Euro zone bond yields rose on Wednesday as equity markets recovered from a sudden slump a day earlier that had sent yields on the safe-haven assets falling sharply.
Stock markets fell 0.5% on Tuesday in a matter of minutes and further afterwards, leaving traders perplexed as to what was behind the move.
That was followed by US Treasury Secretary Janet Yellen's comments that rate hikes may be needed to stop the economy overheating as a vast stimulus programme boosts growth, which predominantly hit equity markets, but also cut the fall in bond yields.
Expectations of higher growth and inflation, predominantly driven by the US stimulus programme, have pushed bond yields higher on both sides of the Atlantic this year.
Yellen said later that she does not anticipate inflation would be a problem for the US economy and any price increases would be transitory.
With European equity markets opening higher on Wednesday, bond yields, which move inversely with prices, edged up in early trade.

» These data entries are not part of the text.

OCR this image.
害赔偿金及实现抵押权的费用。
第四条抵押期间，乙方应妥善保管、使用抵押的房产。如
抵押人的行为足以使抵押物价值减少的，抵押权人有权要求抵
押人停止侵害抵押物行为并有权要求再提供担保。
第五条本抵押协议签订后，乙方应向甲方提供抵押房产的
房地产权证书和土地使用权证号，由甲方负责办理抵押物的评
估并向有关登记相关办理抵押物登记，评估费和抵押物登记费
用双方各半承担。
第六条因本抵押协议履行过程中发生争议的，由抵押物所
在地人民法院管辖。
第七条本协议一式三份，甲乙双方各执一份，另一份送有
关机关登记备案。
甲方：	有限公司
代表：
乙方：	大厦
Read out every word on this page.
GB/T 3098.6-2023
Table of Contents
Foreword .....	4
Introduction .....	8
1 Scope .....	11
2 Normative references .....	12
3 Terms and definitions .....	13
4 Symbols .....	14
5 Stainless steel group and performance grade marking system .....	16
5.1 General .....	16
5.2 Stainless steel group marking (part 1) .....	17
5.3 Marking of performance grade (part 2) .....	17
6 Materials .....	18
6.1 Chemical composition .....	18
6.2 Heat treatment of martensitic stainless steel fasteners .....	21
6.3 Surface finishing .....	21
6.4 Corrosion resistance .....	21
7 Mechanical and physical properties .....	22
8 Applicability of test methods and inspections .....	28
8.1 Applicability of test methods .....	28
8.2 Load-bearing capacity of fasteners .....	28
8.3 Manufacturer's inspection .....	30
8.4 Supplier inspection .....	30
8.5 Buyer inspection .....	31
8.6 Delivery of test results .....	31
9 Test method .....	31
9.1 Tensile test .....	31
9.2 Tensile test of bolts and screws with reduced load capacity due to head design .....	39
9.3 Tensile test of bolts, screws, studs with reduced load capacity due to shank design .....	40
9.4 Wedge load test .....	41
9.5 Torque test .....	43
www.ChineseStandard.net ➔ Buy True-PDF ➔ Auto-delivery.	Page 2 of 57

Germany's 10-year yield, the benchmark for the region, was up 1 basis point at -0.21% at 1500 GMT, after a brief acceleration in the rise in yields alongside US Treasury yields earlier, when the US Treasury refunding announcement came out.
"I expect the (yield) curves in the eurozone and the US to steepen, driven by better equity markets and ahead of the ADP and (non-farm payrolls) print which should be supportive for the inflationary thesis," said Sebastien Galy, senior macro strategist at Nordea Asset Management.
ADP data showed private US payrolls, though slightly missing expectations, increase solidly in April and figures for March were revised upwards. Non-farm payrolls data will provide further insight on Friday.
Focus in the primary market was on Greece, which received 20 billion euros of demand for a new five-year bond that will raise 3 billion euros, according to a lead manager.
Greece's deal comes after a credit rating upgrade by S&P in April, to BB. There is scope for a further upgrade given the positive outlook on the rating, now two notches below investment-grade, increasing the likelihood of Greece's return to the investment-grade ratings it lost during its debt crisis a decade ago.
Earlier, euro area April services sector PMIs showed activity in Spain expanded for the first time since July, while it continued to contract in Italy, but this had little market impact. The euro zone composite PMI, which covers both manufacturing and services, rose more than initially estimated.